Calcium imaging traces over time are represented as the mean ∆F/F0 (%; solid lines) with s.e.m. (shaded area). Quantification plots are shown as minimum/maximum plots and the median as the horizontal line. After verification of normality, a paired t-test or paired Wilcoxon signed-rank test was applied on mean ∆F/F0 (%) data from individual flies on specific time windows indicated in the figures and/or in the Methods. Significant differences are indicated by different letters (P < 0.05). For inter-group comparisons, mean pre values were subsracted from mean post values and differences between genotypes and treatments were tested using one-way ANOVA, Kruskal-Wallis, t-test or Mann-Withney test as approriate. Experimenters were not blinded to the conditions of the experiments during data collection. Genotypes used for one experiment were tested simultaneously and in random order as well as random times during the day to avoid any influence of circadian timepoints and order of the experimental trials. We repeated all statistical tests excluding data points that were identified as outliers using the ROUT method in Prism with Q = 0.5%, and always obtained the same results, so we did not exclude outlier data points. Expression pattern of TH-C1-GAL4 and split-GAL4 lines, including LC16, P1, TRHR23E12 and plP10, were all imaged in n = 4 flies and were reliable across samples.
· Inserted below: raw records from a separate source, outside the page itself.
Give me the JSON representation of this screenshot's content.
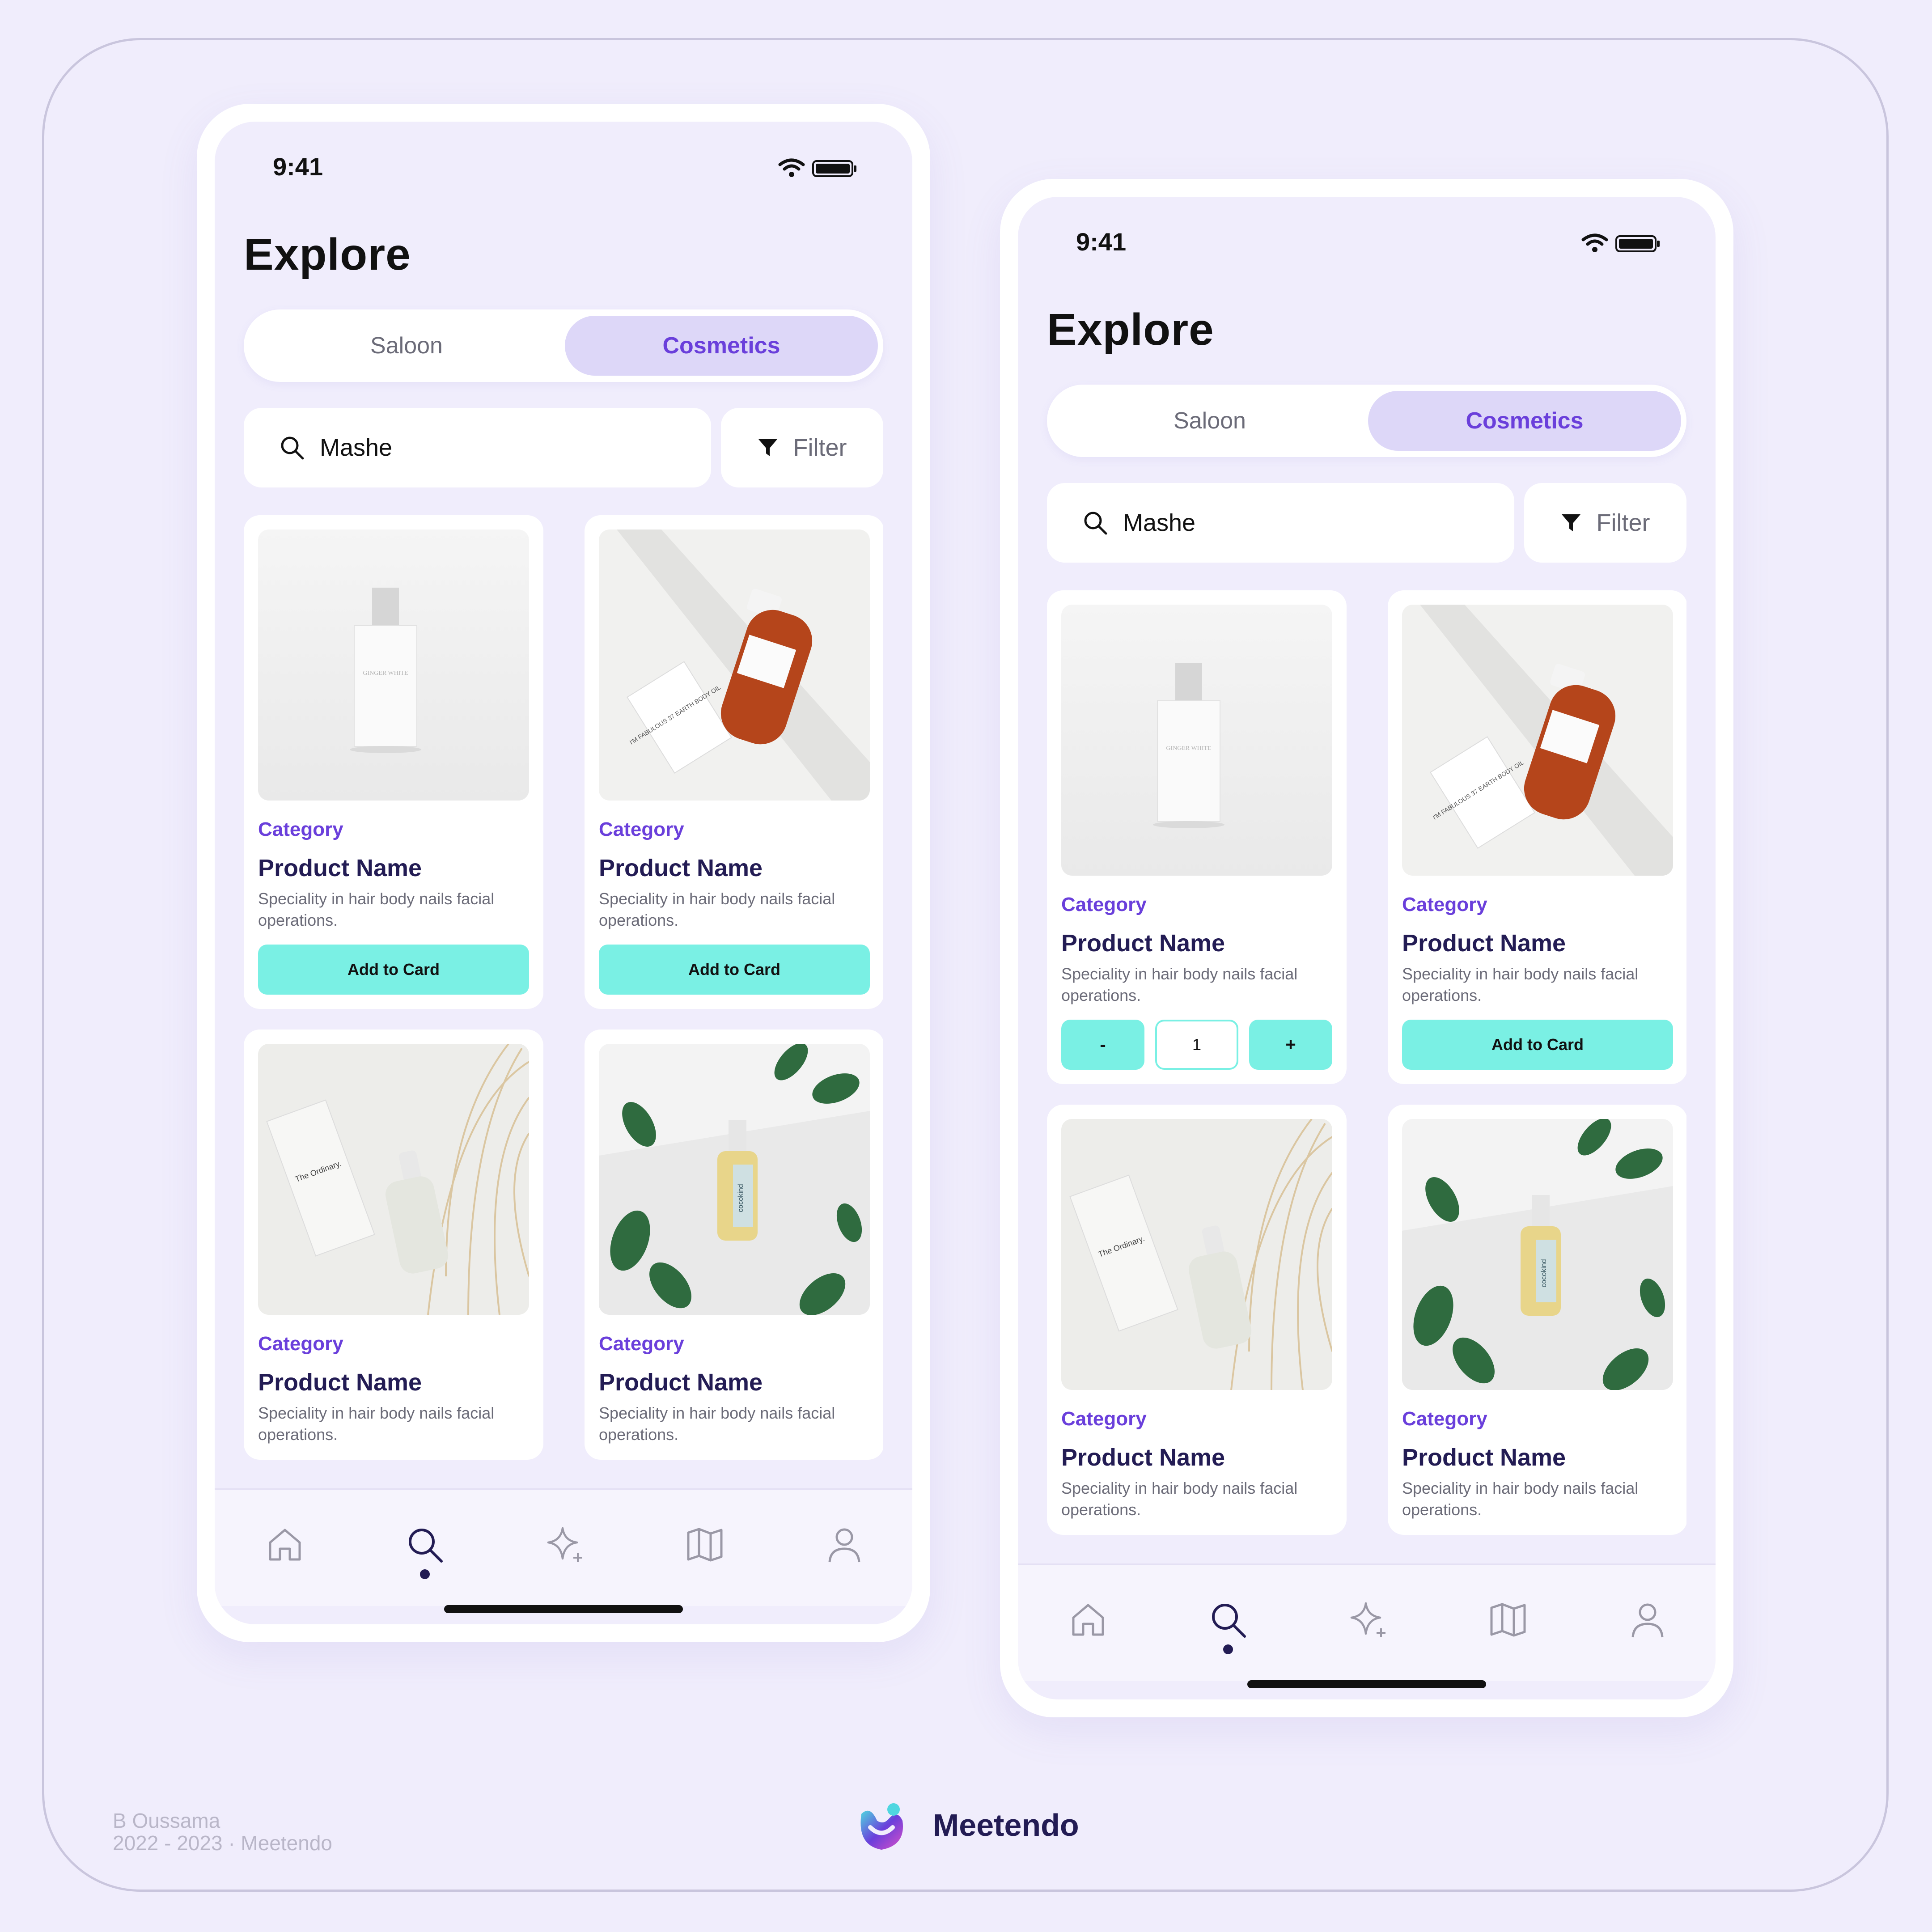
{
  "colors": {
    "background": "#F0EDFC",
    "accent": "#6A3FDB",
    "segment_selected_bg": "#DDD7F8",
    "button": "#7AF0E4",
    "title_dark": "#231C54"
  },
  "phones": [
    {
      "status": {
        "time": "9:41",
        "icons": [
          "wifi-icon",
          "battery-icon"
        ]
      },
      "title": "Explore",
      "segments": [
        "Saloon",
        "Cosmetics"
      ],
      "selected_segment": "Cosmetics",
      "search": {
        "value": "Mashe",
        "icon": "search-icon"
      },
      "filter": {
        "label": "Filter",
        "icon": "filter-icon"
      },
      "products": [
        {
          "category": "Category",
          "name": "Product Name",
          "description": "Speciality in hair body nails facial operations.",
          "image": "white-perfume-bottle",
          "image_text": "GINGER WHITE",
          "action": "Add to Card"
        },
        {
          "category": "Category",
          "name": "Product Name",
          "description": "Speciality in hair body nails facial operations.",
          "image": "amber-body-oil-bottle",
          "image_text": "I'M FABULOUS 37 EARTH BODY OIL",
          "action": "Add to Card"
        },
        {
          "category": "Category",
          "name": "Product Name",
          "description": "Speciality in hair body nails facial operations.",
          "image": "serum-dropper-bottle",
          "image_text": "The Ordinary."
        },
        {
          "category": "Category",
          "name": "Product Name",
          "description": "Speciality in hair body nails facial operations.",
          "image": "spray-bottle-with-leaves",
          "image_text": "cocokind"
        }
      ],
      "tabbar": [
        "home-icon",
        "search-icon",
        "sparkle-icon",
        "map-icon",
        "profile-icon"
      ],
      "active_tab": "search-icon"
    },
    {
      "status": {
        "time": "9:41",
        "icons": [
          "wifi-icon",
          "battery-icon"
        ]
      },
      "title": "Explore",
      "segments": [
        "Saloon",
        "Cosmetics"
      ],
      "selected_segment": "Cosmetics",
      "search": {
        "value": "Mashe",
        "icon": "search-icon"
      },
      "filter": {
        "label": "Filter",
        "icon": "filter-icon"
      },
      "products": [
        {
          "category": "Category",
          "name": "Product Name",
          "description": "Speciality in hair body nails facial operations.",
          "image": "white-perfume-bottle",
          "image_text": "GINGER WHITE",
          "stepper": {
            "minus": "-",
            "value": "1",
            "plus": "+"
          }
        },
        {
          "category": "Category",
          "name": "Product Name",
          "description": "Speciality in hair body nails facial operations.",
          "image": "amber-body-oil-bottle",
          "image_text": "I'M FABULOUS 37 EARTH BODY OIL",
          "action": "Add to Card"
        },
        {
          "category": "Category",
          "name": "Product Name",
          "description": "Speciality in hair body nails facial operations.",
          "image": "serum-dropper-bottle",
          "image_text": "The Ordinary."
        },
        {
          "category": "Category",
          "name": "Product Name",
          "description": "Speciality in hair body nails facial operations.",
          "image": "spray-bottle-with-leaves",
          "image_text": "cocokind"
        }
      ],
      "tabbar": [
        "home-icon",
        "search-icon",
        "sparkle-icon",
        "map-icon",
        "profile-icon"
      ],
      "active_tab": "search-icon"
    }
  ],
  "footer": {
    "author": "B Oussama",
    "years": "2022 - 2023 · Meetendo",
    "brand": "Meetendo",
    "logo_icon": "meetendo-logo"
  }
}
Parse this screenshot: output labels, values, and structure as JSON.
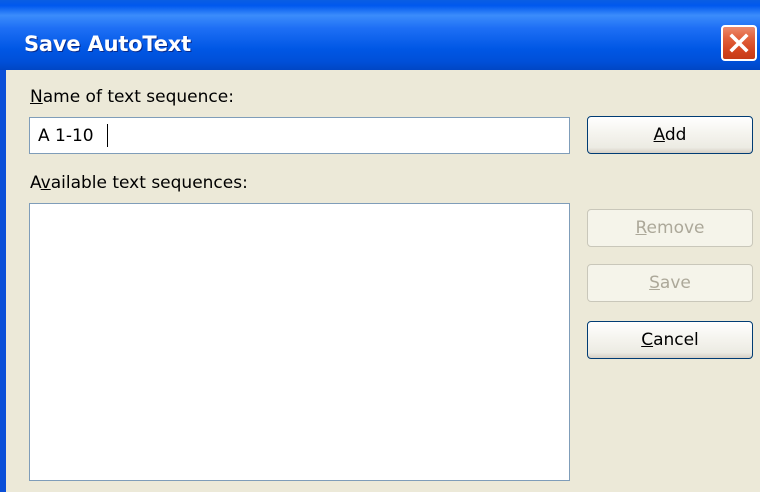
{
  "window": {
    "title": "Save AutoText",
    "close_icon": "close-icon",
    "close_color": "#d3431e",
    "titlebar_color": "#0058ee"
  },
  "name_field": {
    "label_mnemonic": "N",
    "label_rest": "ame of text sequence:",
    "value": "A 1-10"
  },
  "available": {
    "label_pre": "A",
    "label_mnemonic": "v",
    "label_rest": "ailable text sequences:",
    "items": []
  },
  "buttons": {
    "add": {
      "mnemonic": "A",
      "rest": "dd",
      "enabled": true
    },
    "remove": {
      "mnemonic": "R",
      "rest": "emove",
      "enabled": false
    },
    "save": {
      "mnemonic": "S",
      "rest": "ave",
      "enabled": false
    },
    "cancel": {
      "mnemonic": "C",
      "rest": "ancel",
      "enabled": true
    }
  }
}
Randomization and blinding
Animals were never pre-assigned to a treatment or control group before the experiments. Behavioural and imaging experiments were performed in conjunction with their respective control cohorts. Randomization of animals was not implemented in this design.
Reporting summary
Further information on research design is available in the Nature Portfolio Reporting Summary linked to this article.